If minor changes are diagnosed in women aged 21-24, the cytology should be repeated twice at intervals of 12 months. If the correct result is obtained twice, subsequent cytologies are performed as standard - once every 3 years.

The basic examination in the diagnosis of cervical dysplasia, as well as in the early forms of cancer, is colposcopy. Cervical dysplasia cannot be diagnosed and appropriate treatment cannot be undertaken based on the results alonePap tests.

If the test results are incorrect, a colposcopic examination (endoscopy of the cervix) is necessary, which allows for a precise diagnosis of changes on the cervix and allows for the selection of an appropriate treatment method.

If, after cytological examination and colposcopy, there are indications for further diagnosis, tissue material from the cervix is ​​collected for histopathological examination, the purpose of which is to definitively exclude or confirm the suspicion of the presence of changes on the cervix.
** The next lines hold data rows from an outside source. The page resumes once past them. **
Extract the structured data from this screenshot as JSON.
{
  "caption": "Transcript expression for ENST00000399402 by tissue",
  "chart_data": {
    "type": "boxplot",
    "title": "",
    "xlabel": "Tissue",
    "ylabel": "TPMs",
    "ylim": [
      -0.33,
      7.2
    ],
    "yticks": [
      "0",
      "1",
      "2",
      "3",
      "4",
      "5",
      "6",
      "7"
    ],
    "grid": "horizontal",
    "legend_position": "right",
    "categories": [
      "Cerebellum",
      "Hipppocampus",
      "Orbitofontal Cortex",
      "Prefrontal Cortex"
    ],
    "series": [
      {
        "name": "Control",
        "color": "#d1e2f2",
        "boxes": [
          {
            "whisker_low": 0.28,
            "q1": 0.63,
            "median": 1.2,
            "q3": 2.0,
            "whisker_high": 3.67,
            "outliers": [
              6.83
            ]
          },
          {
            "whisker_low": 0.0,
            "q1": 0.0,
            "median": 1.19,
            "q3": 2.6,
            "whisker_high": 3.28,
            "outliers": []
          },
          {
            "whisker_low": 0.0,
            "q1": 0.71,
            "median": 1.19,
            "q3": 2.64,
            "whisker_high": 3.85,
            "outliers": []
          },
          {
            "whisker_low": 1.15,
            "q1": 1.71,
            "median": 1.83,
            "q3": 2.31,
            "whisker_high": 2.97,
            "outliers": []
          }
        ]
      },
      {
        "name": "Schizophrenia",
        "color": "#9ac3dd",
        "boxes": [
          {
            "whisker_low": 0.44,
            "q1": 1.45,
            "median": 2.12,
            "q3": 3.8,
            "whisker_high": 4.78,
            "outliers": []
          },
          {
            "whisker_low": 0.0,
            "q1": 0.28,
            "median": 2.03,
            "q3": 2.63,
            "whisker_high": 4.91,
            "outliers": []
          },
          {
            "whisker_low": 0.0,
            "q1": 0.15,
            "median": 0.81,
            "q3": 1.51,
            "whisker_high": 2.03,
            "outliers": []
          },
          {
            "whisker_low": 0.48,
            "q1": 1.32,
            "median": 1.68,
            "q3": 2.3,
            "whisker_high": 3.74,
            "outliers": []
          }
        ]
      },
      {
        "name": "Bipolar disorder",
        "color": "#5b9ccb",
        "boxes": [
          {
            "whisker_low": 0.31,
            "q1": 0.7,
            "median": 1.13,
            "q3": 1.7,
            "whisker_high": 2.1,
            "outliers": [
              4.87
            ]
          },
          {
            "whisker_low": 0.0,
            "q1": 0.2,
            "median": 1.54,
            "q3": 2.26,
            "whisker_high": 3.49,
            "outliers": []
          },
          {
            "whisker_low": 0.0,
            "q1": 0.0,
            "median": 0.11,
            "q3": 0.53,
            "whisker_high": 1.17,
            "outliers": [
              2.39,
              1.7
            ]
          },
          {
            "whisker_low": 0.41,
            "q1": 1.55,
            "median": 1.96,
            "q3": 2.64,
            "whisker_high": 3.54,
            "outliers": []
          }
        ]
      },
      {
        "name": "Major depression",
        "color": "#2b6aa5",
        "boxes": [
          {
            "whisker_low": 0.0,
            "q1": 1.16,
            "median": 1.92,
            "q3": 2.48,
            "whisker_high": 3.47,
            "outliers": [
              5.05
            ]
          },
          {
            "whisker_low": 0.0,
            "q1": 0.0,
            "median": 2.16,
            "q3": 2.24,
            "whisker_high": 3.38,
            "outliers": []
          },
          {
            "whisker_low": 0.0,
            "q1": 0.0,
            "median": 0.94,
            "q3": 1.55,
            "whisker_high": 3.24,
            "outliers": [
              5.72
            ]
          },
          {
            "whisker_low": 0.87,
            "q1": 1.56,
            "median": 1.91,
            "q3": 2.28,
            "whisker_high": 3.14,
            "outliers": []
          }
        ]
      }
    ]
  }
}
Additionally, a human papillomavirus infection test is performed to determine if the virus is present and the risk of developing cervical cancer.
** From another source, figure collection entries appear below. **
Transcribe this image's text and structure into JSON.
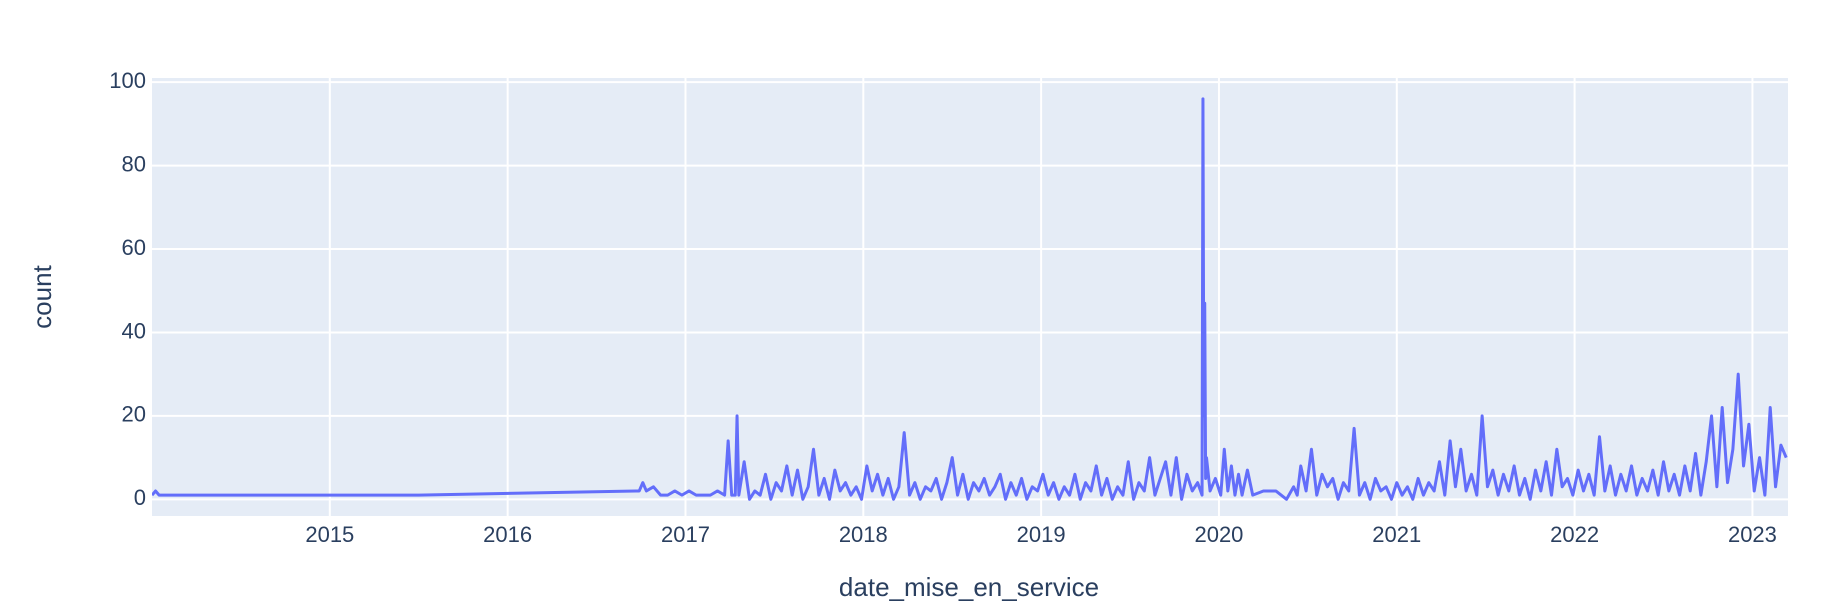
{
  "chart_data": {
    "type": "line",
    "x_label": "date_mise_en_service",
    "y_label": "count",
    "color": "#636efa",
    "grid": true,
    "background": "#e5ecf6",
    "xlim": [
      2014.0,
      2023.2
    ],
    "xticks": [
      2015,
      2016,
      2017,
      2018,
      2019,
      2020,
      2021,
      2022,
      2023
    ],
    "ylim": [
      -4,
      101
    ],
    "yticks": [
      0,
      20,
      40,
      60,
      80,
      100
    ],
    "x": [
      2014.0,
      2014.02,
      2014.04,
      2014.06,
      2015.5,
      2016.72,
      2016.74,
      2016.76,
      2016.78,
      2016.82,
      2016.86,
      2016.9,
      2016.94,
      2016.98,
      2017.02,
      2017.06,
      2017.1,
      2017.14,
      2017.18,
      2017.22,
      2017.24,
      2017.26,
      2017.28,
      2017.29,
      2017.3,
      2017.33,
      2017.36,
      2017.39,
      2017.42,
      2017.45,
      2017.48,
      2017.51,
      2017.54,
      2017.57,
      2017.6,
      2017.63,
      2017.66,
      2017.69,
      2017.72,
      2017.75,
      2017.78,
      2017.81,
      2017.84,
      2017.87,
      2017.9,
      2017.93,
      2017.96,
      2017.99,
      2018.02,
      2018.05,
      2018.08,
      2018.11,
      2018.14,
      2018.17,
      2018.2,
      2018.23,
      2018.26,
      2018.29,
      2018.32,
      2018.35,
      2018.38,
      2018.41,
      2018.44,
      2018.47,
      2018.5,
      2018.53,
      2018.56,
      2018.59,
      2018.62,
      2018.65,
      2018.68,
      2018.71,
      2018.74,
      2018.77,
      2018.8,
      2018.83,
      2018.86,
      2018.89,
      2018.92,
      2018.95,
      2018.98,
      2019.01,
      2019.04,
      2019.07,
      2019.1,
      2019.13,
      2019.16,
      2019.19,
      2019.22,
      2019.25,
      2019.28,
      2019.31,
      2019.34,
      2019.37,
      2019.4,
      2019.43,
      2019.46,
      2019.49,
      2019.52,
      2019.55,
      2019.58,
      2019.61,
      2019.64,
      2019.67,
      2019.7,
      2019.73,
      2019.76,
      2019.79,
      2019.82,
      2019.85,
      2019.88,
      2019.905,
      2019.91,
      2019.915,
      2019.92,
      2019.925,
      2019.93,
      2019.95,
      2019.98,
      2020.01,
      2020.03,
      2020.05,
      2020.07,
      2020.09,
      2020.11,
      2020.13,
      2020.16,
      2020.19,
      2020.25,
      2020.32,
      2020.38,
      2020.42,
      2020.44,
      2020.46,
      2020.49,
      2020.52,
      2020.55,
      2020.58,
      2020.61,
      2020.64,
      2020.67,
      2020.7,
      2020.73,
      2020.76,
      2020.79,
      2020.82,
      2020.85,
      2020.88,
      2020.91,
      2020.94,
      2020.97,
      2021.0,
      2021.03,
      2021.06,
      2021.09,
      2021.12,
      2021.15,
      2021.18,
      2021.21,
      2021.24,
      2021.27,
      2021.3,
      2021.33,
      2021.36,
      2021.39,
      2021.42,
      2021.45,
      2021.48,
      2021.51,
      2021.54,
      2021.57,
      2021.6,
      2021.63,
      2021.66,
      2021.69,
      2021.72,
      2021.75,
      2021.78,
      2021.81,
      2021.84,
      2021.87,
      2021.9,
      2021.93,
      2021.96,
      2021.99,
      2022.02,
      2022.05,
      2022.08,
      2022.11,
      2022.14,
      2022.17,
      2022.2,
      2022.23,
      2022.26,
      2022.29,
      2022.32,
      2022.35,
      2022.38,
      2022.41,
      2022.44,
      2022.47,
      2022.5,
      2022.53,
      2022.56,
      2022.59,
      2022.62,
      2022.65,
      2022.68,
      2022.71,
      2022.74,
      2022.77,
      2022.8,
      2022.83,
      2022.86,
      2022.89,
      2022.92,
      2022.95,
      2022.98,
      2023.01,
      2023.04,
      2023.07,
      2023.1,
      2023.13,
      2023.16,
      2023.19
    ],
    "values": [
      1,
      2,
      1,
      1,
      1,
      2,
      2,
      4,
      2,
      3,
      1,
      1,
      2,
      1,
      2,
      1,
      1,
      1,
      2,
      1,
      14,
      1,
      1,
      20,
      1,
      9,
      0,
      2,
      1,
      6,
      0,
      4,
      2,
      8,
      1,
      7,
      0,
      3,
      12,
      1,
      5,
      0,
      7,
      2,
      4,
      1,
      3,
      0,
      8,
      2,
      6,
      1,
      5,
      0,
      3,
      16,
      1,
      4,
      0,
      3,
      2,
      5,
      0,
      4,
      10,
      1,
      6,
      0,
      4,
      2,
      5,
      1,
      3,
      6,
      0,
      4,
      1,
      5,
      0,
      3,
      2,
      6,
      1,
      4,
      0,
      3,
      1,
      6,
      0,
      4,
      2,
      8,
      1,
      5,
      0,
      3,
      1,
      9,
      0,
      4,
      2,
      10,
      1,
      5,
      9,
      1,
      10,
      0,
      6,
      2,
      4,
      1,
      96,
      20,
      47,
      5,
      10,
      2,
      5,
      1,
      12,
      2,
      8,
      1,
      6,
      1,
      7,
      1,
      2,
      2,
      0,
      3,
      1,
      8,
      2,
      12,
      1,
      6,
      3,
      5,
      0,
      4,
      2,
      17,
      1,
      4,
      0,
      5,
      2,
      3,
      0,
      4,
      1,
      3,
      0,
      5,
      1,
      4,
      2,
      9,
      1,
      14,
      3,
      12,
      2,
      6,
      1,
      20,
      3,
      7,
      1,
      6,
      2,
      8,
      1,
      5,
      0,
      7,
      2,
      9,
      1,
      12,
      3,
      5,
      1,
      7,
      2,
      6,
      1,
      15,
      2,
      8,
      1,
      6,
      2,
      8,
      1,
      5,
      2,
      7,
      1,
      9,
      2,
      6,
      1,
      8,
      2,
      11,
      1,
      9,
      20,
      3,
      22,
      4,
      12,
      30,
      8,
      18,
      2,
      10,
      1,
      22,
      3,
      13,
      10
    ]
  }
}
The procedure is different in women over 25 years of age. If they are diagnosed with minor lesions, cytology is not performed, but colposcopy is performed immediately, and if necessary, a histopathological examination, and an HPV test.
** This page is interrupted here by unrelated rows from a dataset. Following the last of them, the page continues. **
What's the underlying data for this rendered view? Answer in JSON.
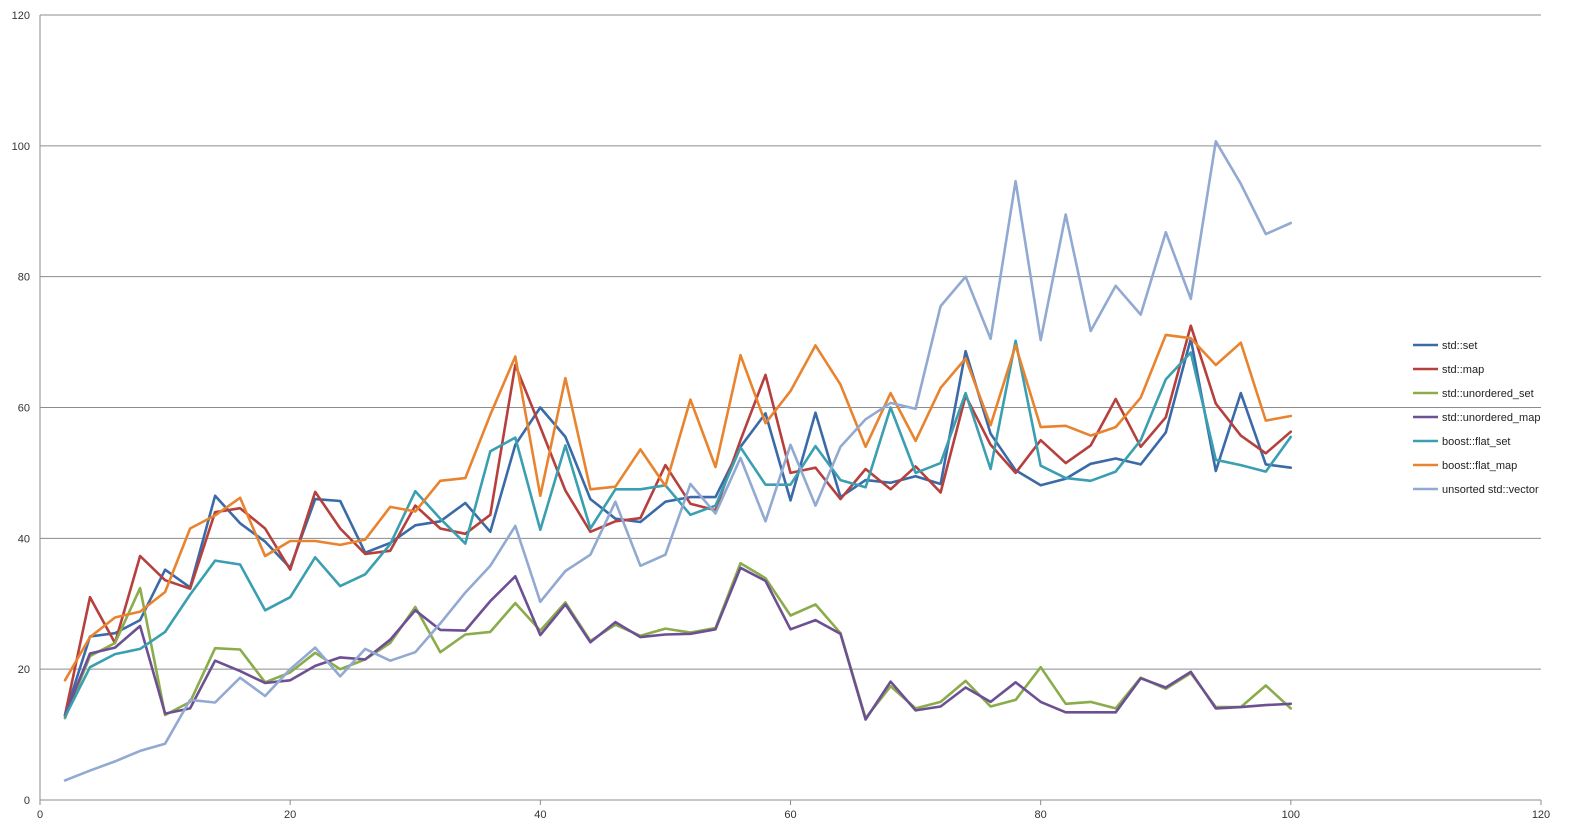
{
  "chart_data": {
    "type": "line",
    "title": "",
    "xlabel": "",
    "ylabel": "",
    "xlim": [
      0,
      120
    ],
    "ylim": [
      0,
      120
    ],
    "xticks": [
      0,
      20,
      40,
      60,
      80,
      100,
      120
    ],
    "yticks": [
      0,
      20,
      40,
      60,
      80,
      100,
      120
    ],
    "grid": "horizontal",
    "legend_position": "right",
    "x": [
      2,
      4,
      6,
      8,
      10,
      12,
      14,
      16,
      18,
      20,
      22,
      24,
      26,
      28,
      30,
      32,
      34,
      36,
      38,
      40,
      42,
      44,
      46,
      48,
      50,
      52,
      54,
      56,
      58,
      60,
      62,
      64,
      66,
      68,
      70,
      72,
      74,
      76,
      78,
      80,
      82,
      84,
      86,
      88,
      90,
      92,
      94,
      96,
      98,
      100
    ],
    "series": [
      {
        "name": "std::set",
        "color": "#3b6aa8",
        "values": [
          13,
          25,
          25.5,
          27.5,
          35.2,
          32.5,
          46.5,
          42.3,
          39.5,
          35.5,
          46,
          45.7,
          37.8,
          39.3,
          42,
          42.6,
          45.4,
          41,
          54.3,
          60,
          55.5,
          46,
          43,
          42.5,
          45.6,
          46.3,
          46.3,
          54,
          59.1,
          45.8,
          59.2,
          46.3,
          48.9,
          48.5,
          49.5,
          48.3,
          68.6,
          56,
          50.4,
          48.1,
          49.1,
          51.4,
          52.2,
          51.3,
          56.2,
          70.5,
          50.3,
          62.2,
          51.3,
          50.8
        ]
      },
      {
        "name": "std::map",
        "color": "#b5403d",
        "values": [
          13,
          31,
          24,
          37.3,
          33.6,
          32.3,
          44,
          44.6,
          41.5,
          35.2,
          47.1,
          41.5,
          37.6,
          38.1,
          45,
          41.5,
          40.7,
          43.6,
          66.5,
          57,
          47.3,
          41,
          42.6,
          43.1,
          51.2,
          45.3,
          44.3,
          55,
          65,
          50,
          50.8,
          46,
          50.6,
          47.5,
          51,
          47,
          61.8,
          54.3,
          50,
          55,
          51.5,
          54.2,
          61.3,
          54,
          58.5,
          72.5,
          60.6,
          55.7,
          53,
          56.3
        ]
      },
      {
        "name": "std::unordered_set",
        "color": "#8aac4b",
        "values": [
          12.5,
          22,
          24,
          32.4,
          13,
          15,
          23.2,
          23,
          18,
          19.5,
          22.5,
          20,
          21.5,
          24,
          29.5,
          22.6,
          25.3,
          25.7,
          30.1,
          25.9,
          30.2,
          24.3,
          26.8,
          25.1,
          26.2,
          25.6,
          26.3,
          36.2,
          33.9,
          28.2,
          29.9,
          25.5,
          12.5,
          17.4,
          14,
          15,
          18.2,
          14.3,
          15.3,
          20.3,
          14.7,
          15,
          14,
          18.7,
          17,
          19.4,
          14.2,
          14.2,
          17.5,
          14
        ]
      },
      {
        "name": "std::unordered_map",
        "color": "#6d4f93",
        "values": [
          13,
          22.4,
          23.3,
          26.6,
          13.2,
          14,
          21.3,
          19.7,
          17.9,
          18.3,
          20.5,
          21.8,
          21.5,
          24.5,
          29,
          26,
          25.9,
          30.4,
          34.2,
          25.2,
          29.9,
          24.1,
          27.2,
          24.9,
          25.3,
          25.4,
          26.1,
          35.5,
          33.5,
          26.1,
          27.5,
          25.4,
          12.3,
          18.1,
          13.7,
          14.3,
          17.2,
          15,
          18,
          15,
          13.4,
          13.4,
          13.4,
          18.6,
          17.2,
          19.6,
          14,
          14.2,
          14.5,
          14.7
        ]
      },
      {
        "name": "boost::flat_set",
        "color": "#3a9fb0",
        "values": [
          12.7,
          20.3,
          22.3,
          23.1,
          25.7,
          31.4,
          36.6,
          36,
          29,
          31,
          37.1,
          32.7,
          34.5,
          39.1,
          47.2,
          43,
          39.2,
          53.3,
          55.4,
          41.3,
          54.2,
          41.5,
          47.5,
          47.5,
          48.1,
          43.6,
          45,
          53.9,
          48.2,
          48.2,
          54.1,
          48.9,
          47.8,
          60,
          50,
          51.5,
          62.2,
          50.6,
          70.2,
          51.1,
          49.2,
          48.8,
          50.2,
          55,
          64.3,
          68.4,
          52,
          51.2,
          50.2,
          55.5
        ]
      },
      {
        "name": "boost::flat_map",
        "color": "#e8842f",
        "values": [
          18.3,
          24.9,
          27.9,
          28.8,
          31.8,
          41.5,
          43.5,
          46.2,
          37.3,
          39.6,
          39.6,
          39,
          39.8,
          44.8,
          44.1,
          48.8,
          49.2,
          58.9,
          67.8,
          46.5,
          64.5,
          47.5,
          47.9,
          53.6,
          48,
          61.2,
          50.9,
          68,
          57.6,
          62.5,
          69.5,
          63.5,
          54,
          62.2,
          54.9,
          63,
          67.5,
          57.3,
          69.5,
          57,
          57.2,
          55.7,
          57,
          61.5,
          71.1,
          70.6,
          66.5,
          69.9,
          58,
          58.7
        ]
      },
      {
        "name": "unsorted std::vector",
        "color": "#92a9d1",
        "values": [
          3,
          4.5,
          5.9,
          7.5,
          8.6,
          15.3,
          14.9,
          18.7,
          15.9,
          20,
          23.3,
          18.9,
          23.1,
          21.3,
          22.6,
          27,
          31.7,
          35.8,
          41.9,
          30.3,
          35,
          37.5,
          45.6,
          35.8,
          37.5,
          48.3,
          43.8,
          52.3,
          42.6,
          54.3,
          45,
          54,
          58.2,
          60.7,
          59.8,
          75.5,
          80,
          70.5,
          94.6,
          70.3,
          89.5,
          71.7,
          78.6,
          74.2,
          86.8,
          76.6,
          100.7,
          94.2,
          86.5,
          88.2
        ]
      }
    ]
  }
}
Cervical dysplasia - treatment

Low grade lesions (CIN1) often regress without treatment. In addition, they rarely transform into large-scale lesions within two years of observation. Therefore, they are only subject to regular checkups by the gynecologist.

In the case of medium and high degree neoplasia (CIN2 and CIN3), surgical or laser conization is performed. Then, follow-up colposcopy and cytology (every 6 months) and test for the presence of HPV should be performed.

In the case of a positive test result and abnormal cytological and colposcopic examination results, a biopsy should be performed and the cervical canal should be cured. If the test results are normal, screening tests should be performed every year (for 20 years).

In the event of adenocarcinomain situ , one of the following three methods is recommended:

  • surgical conization
  • trachelectomy (cervical amputation)
  • hysterectomy, i.e. removal of the uterus (in women who are not planning to have children anymore) along with the lymph nodes. After hysterotomy, radiotherapy and chemotherapy are performed.
Worth knowing

Cervical dysplasia is preventable

The Team of Experts of the Polish Gynecological Society recommends HPV vaccinations in girls aged 11-12 and between 13 and 18 (if they have not been vaccinated before).

The results of the clinical trials conducted so far on the effectiveness of prophylactic vaccinations are very promising (90% effectiveness of vaccines in the prevention of high-grade lesions (CIN 2+) and adenocarcinoma in situ, caused byinfection with HPV types 16 and 18. However, the HPV vaccine is still controversial.